“We’ll Return to Famine” : Displaced Families in Gaza Protest Cuts to World Central Kitchen Meal Aid

Gaza Herald – Dozens of forcibly displaced Palestinians gathered outside a World Central Kitchen (WCK) distribution centre in central Gaza to protest reductions in hot meal assistance, warning that the cuts could push already vulnerable families back toward famine conditions.

Outside the organisation’s facility in Al-Masdar village, men, women, and children held protest signs and beat empty cooking pots in a symbolic act of anger and desperation, appealing for the reversal of the devastating decision.

The demonstration reflects growing fear among displaced families that one of their last remaining lifelines is being reduced at a time of widespread food insecurity and ongoing humanitarian collapse.

Financial pressure behind the cuts

World Central Kitchen said the decision to scale back was driven entirely by financial constraints and did not reflect a decline in humanitarian needs inside Gaza.

The organisation stressed that it would continue to provide hundreds of thousands of hot meals daily, though it previously reached peak capacity of up to one million meals per day during expanded emergency operations.

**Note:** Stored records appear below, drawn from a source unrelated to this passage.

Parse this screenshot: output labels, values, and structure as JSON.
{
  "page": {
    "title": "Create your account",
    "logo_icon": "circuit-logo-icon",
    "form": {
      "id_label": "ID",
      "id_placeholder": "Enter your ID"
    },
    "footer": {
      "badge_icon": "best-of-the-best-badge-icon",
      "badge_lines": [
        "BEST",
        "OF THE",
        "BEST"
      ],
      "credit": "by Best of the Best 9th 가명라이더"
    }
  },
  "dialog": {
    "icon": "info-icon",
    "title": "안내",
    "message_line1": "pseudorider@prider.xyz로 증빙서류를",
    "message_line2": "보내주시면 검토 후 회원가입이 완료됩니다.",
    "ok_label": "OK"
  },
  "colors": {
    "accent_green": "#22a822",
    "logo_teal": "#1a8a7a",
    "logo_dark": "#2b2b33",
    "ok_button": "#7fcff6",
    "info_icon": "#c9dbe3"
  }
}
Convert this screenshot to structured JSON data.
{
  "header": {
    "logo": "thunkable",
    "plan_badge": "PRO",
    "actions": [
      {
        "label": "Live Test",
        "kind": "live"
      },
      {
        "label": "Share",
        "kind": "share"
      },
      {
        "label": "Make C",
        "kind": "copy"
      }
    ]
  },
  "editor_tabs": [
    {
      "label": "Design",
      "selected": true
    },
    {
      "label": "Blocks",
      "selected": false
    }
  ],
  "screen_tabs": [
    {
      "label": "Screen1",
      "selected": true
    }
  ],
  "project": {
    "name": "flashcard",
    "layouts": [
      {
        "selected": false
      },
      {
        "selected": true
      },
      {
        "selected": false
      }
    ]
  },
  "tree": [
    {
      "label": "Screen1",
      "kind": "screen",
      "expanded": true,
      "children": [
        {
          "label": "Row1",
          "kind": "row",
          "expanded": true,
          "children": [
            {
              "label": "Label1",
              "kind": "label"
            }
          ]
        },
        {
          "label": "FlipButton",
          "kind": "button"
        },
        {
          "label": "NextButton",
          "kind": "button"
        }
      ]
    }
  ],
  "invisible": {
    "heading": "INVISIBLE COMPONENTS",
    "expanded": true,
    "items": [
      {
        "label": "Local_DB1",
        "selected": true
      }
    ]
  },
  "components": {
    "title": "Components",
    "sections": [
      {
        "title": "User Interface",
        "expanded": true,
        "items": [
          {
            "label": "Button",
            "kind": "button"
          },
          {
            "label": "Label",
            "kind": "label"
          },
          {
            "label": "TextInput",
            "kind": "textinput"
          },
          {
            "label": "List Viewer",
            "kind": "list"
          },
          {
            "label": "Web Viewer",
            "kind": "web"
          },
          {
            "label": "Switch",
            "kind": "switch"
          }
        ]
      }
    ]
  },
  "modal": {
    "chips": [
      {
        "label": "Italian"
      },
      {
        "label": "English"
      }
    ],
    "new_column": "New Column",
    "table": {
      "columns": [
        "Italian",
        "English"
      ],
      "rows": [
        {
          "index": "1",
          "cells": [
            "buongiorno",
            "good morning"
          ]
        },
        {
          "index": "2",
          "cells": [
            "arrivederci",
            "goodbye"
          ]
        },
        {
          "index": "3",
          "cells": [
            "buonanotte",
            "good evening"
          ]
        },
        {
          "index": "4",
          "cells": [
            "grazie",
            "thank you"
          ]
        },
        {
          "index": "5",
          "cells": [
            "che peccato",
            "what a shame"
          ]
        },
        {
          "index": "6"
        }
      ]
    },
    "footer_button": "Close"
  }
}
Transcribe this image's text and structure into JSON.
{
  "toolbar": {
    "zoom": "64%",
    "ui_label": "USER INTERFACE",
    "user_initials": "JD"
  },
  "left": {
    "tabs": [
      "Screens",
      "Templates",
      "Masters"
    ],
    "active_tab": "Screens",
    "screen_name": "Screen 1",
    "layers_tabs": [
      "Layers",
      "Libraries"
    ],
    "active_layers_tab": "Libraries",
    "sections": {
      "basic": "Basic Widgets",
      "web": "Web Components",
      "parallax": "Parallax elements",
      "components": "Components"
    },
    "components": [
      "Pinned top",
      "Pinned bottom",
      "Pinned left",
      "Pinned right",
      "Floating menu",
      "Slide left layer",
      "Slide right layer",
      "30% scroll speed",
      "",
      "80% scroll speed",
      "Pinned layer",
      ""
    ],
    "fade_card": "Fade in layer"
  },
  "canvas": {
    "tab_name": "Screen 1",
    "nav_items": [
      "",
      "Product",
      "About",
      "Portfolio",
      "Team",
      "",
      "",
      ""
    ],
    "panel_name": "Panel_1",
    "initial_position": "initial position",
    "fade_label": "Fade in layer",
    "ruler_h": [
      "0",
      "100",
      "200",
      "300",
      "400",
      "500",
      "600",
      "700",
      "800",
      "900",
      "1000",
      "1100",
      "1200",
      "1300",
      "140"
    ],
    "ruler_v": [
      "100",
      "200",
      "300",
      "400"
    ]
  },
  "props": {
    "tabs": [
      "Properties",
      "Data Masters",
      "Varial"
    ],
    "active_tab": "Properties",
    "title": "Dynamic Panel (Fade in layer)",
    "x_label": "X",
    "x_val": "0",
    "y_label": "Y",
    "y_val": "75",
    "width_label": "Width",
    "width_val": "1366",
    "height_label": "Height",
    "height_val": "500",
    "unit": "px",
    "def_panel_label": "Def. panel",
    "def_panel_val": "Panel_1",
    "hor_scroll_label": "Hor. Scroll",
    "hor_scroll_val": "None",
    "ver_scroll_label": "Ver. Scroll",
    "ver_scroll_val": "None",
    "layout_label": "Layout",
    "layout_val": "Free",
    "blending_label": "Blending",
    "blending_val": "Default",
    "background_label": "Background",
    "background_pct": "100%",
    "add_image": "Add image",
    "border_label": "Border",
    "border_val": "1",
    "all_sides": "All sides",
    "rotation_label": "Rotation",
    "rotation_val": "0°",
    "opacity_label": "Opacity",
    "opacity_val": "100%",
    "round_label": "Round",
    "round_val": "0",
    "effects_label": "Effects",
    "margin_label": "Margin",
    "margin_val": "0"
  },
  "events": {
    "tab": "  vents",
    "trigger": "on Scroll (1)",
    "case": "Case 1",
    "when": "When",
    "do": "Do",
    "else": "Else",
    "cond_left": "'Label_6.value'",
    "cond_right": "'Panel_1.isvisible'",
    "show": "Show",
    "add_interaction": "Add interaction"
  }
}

Despite this, aid workers and displaced residents warn that even partial reductions in meal provision could have immediate consequences for survival in overcrowded displacement sites.

Fear of renewed hunger crisis

Protesters, many of whom rely almost entirely on humanitarian kitchens for food, said any reduction in services risks reversing fragile gains against starvation conditions.

An elderly displaced woman said that community kitchens have become the primary source of food for many families who have lost access to income, markets, and stable housing.

The protest underscores the scale of dependency on emergency food programmes in Gaza, where repeated displacement and infrastructure collapse have left large segments of the population reliant on daily aid distributions to survive.

A fragile lifeline

Humanitarian organisations operating in Gaza continue to warn that food insecurity remains acute, with demand far exceeding available resources.

For many families, the reduction in meal assistance is not viewed as an operational adjustment but as a direct threat to survival, raising fears of a renewed slide toward famine conditions if supply gaps persist.